Apache Spark is a framework for building big data pipelines. It supports multiple programming languages, although Kotlin is not officially supported, so I decided to use Java instead. The first challenge was to get a basic Hello World example working. Spark works by starting a so called Spark session, which boots up the framework and acts as an interface through which to use its functionality. The main object type that Spark works with is an RDD, a Resilient Distributed Dataset. The benefit of an RDD is that you can treat it as a single dataset, but in the background the data can be distributed over multiple workers in a cluster, allowing parallelisation and other kinds of optimisation techniques. The Hello World example creates a list of strings and maps the list to an RDD. A simple count operation is performed and the result is printed.
Next, I wanted to actually use some larger sized and interesting data and perform queries on it. The International Movie Database (IMDb) provides a CSV with basic information about movies. Spark SQL can be used to read the file into a Dataset object and perform SQL queries on it, with very few lines of code. The result can be found here.
It is perfectly fine to learn working with Apache Spark on your local machine, but the real benefit comes when it runs on a cluster with multiple nodes. Google Cloud Dataproc provides exactly this. The cluster is managed and installed for you.

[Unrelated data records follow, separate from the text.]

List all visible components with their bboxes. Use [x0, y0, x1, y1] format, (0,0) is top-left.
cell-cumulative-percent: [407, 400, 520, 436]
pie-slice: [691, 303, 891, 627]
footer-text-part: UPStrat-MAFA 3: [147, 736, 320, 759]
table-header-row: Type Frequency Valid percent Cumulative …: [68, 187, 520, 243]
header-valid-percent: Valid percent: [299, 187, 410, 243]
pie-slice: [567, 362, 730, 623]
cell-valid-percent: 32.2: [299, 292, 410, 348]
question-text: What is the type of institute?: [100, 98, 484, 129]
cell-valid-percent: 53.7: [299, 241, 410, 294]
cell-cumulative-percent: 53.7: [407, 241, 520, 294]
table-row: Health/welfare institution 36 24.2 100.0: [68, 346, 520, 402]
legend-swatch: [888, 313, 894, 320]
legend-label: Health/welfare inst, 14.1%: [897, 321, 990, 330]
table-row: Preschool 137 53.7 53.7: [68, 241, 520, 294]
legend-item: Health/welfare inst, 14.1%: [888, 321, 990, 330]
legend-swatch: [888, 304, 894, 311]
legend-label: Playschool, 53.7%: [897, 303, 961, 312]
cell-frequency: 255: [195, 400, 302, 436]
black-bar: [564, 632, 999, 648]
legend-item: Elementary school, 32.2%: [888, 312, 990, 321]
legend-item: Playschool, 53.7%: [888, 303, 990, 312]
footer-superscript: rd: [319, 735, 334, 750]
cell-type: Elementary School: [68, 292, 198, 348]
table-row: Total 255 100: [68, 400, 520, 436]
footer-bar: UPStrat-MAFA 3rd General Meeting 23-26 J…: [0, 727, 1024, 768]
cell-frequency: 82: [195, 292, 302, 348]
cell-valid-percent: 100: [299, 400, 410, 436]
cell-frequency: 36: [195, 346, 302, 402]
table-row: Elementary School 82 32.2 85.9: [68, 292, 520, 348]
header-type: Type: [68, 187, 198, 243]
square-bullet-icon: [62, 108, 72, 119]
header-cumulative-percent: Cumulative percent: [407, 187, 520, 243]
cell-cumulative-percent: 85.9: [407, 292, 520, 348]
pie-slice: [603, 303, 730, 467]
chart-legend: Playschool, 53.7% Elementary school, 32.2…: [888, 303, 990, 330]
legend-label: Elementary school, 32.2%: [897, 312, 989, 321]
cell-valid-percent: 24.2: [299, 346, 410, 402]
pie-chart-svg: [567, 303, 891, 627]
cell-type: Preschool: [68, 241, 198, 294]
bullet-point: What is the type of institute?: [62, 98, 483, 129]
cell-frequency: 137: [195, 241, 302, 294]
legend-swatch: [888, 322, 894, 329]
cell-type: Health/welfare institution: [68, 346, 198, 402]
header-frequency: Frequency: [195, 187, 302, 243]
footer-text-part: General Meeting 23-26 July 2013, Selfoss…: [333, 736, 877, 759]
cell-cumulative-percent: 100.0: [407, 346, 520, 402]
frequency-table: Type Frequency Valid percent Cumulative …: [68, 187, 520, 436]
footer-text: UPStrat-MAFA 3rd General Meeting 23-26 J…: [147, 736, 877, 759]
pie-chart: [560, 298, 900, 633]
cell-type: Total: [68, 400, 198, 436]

Apache Spark does not have its own storage system, and is therefore often used in conjunction with Hadoop. This is also the case in Dataproc. In AWS, S3 can be used instead. To learn about Dataproc, I followed this Qwiklabs lesson. Qwiklabs is a very convenient platform to learn about Google Cloud tooling. A course provides you with temporary cloud credentials and resources. The course discussed how to interact with the Dataproc cluster, how to load a dataset about flight information, and how to use a logistic regression model to make predictions about flight delays.
Based on one day of hacking, Apache Spark seems like an easy to learn framework for creating big data pipelines. Especially when running a managed cluster in Google Cloud with Dataproc. If your organisation needs to perform operations on large datasets (files, database tables or anything else), I would recommend giving it a try.